[119] Patri, now a station on the railway-line to Bombay, Baroda, and Central India; also the name of a small State belonging to Kathiawar.

[120] Our author, according to the spirit of the age, was not only a brave warrior and sailor, but also a poet, using the East-Turkish Dialect (Djagatai). His muse has no special features, and with regard to his choice of words they betray a strong tendency toward the Osmanli dialect. It is nevertheless interesting to note in how short a time he mastered this dialect and that, more than 100 years after Baber, the Djagatai tongue maintained itself as the court-and-book-language in India. In our translation we necessarily omit these poetic effusions as irrelevant.

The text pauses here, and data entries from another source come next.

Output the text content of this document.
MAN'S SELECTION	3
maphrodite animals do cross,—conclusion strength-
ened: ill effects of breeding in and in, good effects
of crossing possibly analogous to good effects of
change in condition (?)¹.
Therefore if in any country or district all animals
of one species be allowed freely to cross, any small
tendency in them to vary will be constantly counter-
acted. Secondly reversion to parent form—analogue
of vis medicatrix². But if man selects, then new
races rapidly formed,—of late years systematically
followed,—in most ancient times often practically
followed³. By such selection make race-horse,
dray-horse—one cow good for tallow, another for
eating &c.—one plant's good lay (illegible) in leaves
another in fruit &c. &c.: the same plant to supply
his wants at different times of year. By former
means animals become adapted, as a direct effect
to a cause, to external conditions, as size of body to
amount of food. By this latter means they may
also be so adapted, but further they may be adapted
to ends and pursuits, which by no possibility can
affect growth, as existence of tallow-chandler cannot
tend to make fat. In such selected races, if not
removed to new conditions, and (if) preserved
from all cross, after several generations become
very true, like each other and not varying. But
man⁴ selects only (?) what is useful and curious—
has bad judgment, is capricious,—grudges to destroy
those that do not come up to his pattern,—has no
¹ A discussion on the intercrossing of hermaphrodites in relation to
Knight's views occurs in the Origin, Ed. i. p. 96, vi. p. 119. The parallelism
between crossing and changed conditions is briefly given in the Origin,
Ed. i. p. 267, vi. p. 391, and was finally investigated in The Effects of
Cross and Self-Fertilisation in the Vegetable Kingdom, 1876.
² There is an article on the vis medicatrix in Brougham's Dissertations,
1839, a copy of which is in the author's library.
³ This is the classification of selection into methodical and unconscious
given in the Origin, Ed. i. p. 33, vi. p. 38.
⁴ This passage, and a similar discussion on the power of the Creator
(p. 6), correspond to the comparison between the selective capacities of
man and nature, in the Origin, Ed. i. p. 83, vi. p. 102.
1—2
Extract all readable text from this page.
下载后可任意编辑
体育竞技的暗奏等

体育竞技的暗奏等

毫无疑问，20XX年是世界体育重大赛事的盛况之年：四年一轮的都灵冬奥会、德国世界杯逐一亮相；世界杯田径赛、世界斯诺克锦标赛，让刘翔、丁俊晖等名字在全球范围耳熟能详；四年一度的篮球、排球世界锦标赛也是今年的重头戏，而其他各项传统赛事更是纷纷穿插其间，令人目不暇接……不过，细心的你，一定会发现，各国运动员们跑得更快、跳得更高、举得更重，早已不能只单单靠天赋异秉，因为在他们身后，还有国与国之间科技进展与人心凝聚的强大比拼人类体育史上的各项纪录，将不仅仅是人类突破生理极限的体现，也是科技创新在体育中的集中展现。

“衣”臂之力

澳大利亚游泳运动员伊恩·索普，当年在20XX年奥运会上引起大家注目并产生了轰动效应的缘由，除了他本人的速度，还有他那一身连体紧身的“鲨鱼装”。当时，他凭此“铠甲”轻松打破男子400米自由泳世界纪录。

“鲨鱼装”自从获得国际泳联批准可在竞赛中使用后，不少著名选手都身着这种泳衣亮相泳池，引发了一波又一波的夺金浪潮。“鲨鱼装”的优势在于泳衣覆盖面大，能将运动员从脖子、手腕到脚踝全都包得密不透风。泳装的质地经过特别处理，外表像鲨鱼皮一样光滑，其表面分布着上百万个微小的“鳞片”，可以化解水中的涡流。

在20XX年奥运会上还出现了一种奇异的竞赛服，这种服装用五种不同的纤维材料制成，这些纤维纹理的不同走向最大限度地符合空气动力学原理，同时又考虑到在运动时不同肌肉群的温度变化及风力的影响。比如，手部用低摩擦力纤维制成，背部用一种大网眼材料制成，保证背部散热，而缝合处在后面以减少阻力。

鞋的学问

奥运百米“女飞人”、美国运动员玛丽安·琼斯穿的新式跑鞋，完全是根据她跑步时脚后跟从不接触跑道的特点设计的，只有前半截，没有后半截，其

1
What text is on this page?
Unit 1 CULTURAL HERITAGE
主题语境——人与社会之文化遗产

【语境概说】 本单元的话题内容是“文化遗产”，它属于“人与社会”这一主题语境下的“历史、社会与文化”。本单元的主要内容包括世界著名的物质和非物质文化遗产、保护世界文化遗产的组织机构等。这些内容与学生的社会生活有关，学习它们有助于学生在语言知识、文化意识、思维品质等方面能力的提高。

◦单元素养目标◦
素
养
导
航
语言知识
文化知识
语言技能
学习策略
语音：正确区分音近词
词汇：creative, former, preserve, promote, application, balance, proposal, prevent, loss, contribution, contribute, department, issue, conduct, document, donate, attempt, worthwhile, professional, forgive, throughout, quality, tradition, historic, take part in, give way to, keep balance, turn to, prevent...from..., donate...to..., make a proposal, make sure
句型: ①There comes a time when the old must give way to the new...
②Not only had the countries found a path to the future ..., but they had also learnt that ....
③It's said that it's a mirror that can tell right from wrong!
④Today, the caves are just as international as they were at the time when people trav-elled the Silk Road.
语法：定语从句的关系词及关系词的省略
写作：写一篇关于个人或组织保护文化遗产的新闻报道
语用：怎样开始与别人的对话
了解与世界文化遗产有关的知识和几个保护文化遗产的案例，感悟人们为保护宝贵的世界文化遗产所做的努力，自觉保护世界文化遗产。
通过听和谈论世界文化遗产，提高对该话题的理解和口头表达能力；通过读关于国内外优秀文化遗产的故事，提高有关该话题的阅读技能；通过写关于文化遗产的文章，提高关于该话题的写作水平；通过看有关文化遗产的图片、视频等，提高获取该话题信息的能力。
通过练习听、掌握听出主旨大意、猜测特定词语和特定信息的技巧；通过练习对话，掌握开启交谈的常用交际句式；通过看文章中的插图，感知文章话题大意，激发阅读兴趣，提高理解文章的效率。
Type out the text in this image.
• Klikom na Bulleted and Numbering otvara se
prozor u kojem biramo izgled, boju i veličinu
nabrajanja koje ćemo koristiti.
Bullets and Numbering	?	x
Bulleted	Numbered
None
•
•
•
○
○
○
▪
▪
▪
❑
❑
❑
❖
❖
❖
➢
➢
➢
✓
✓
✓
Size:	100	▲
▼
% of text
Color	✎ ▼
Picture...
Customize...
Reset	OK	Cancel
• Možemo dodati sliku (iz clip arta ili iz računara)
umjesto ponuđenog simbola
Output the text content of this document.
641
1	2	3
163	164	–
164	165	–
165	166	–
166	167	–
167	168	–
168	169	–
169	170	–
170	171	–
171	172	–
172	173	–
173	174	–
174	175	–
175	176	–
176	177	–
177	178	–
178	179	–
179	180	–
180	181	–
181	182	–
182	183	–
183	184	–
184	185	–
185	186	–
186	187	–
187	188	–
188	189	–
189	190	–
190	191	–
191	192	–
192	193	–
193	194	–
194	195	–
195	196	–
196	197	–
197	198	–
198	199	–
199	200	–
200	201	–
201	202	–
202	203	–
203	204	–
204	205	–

[121] Literally, "wandering."

[122] In the text Kheime we shamiane, the latter being more a kind of large sunshade.

[123] As there are several places called Sultanpoor and Mav, the stations here mentioned are difficult to identify on the map.

[124] Utch, a small place on the left bank of the Pendtjend, a tributary of the Indus.

[125] On modern maps of India it is marked as Gharra, by which name the Sutlej is also known.

[126] On the way from Utch to Multan there is a river called Trimba. But I have not anywhere come upon a river called Machvara.

[127] Sambal, a place in the District of Muradabad, in the northeast of India.

[128] Also called Firuzpoor, in Punjab.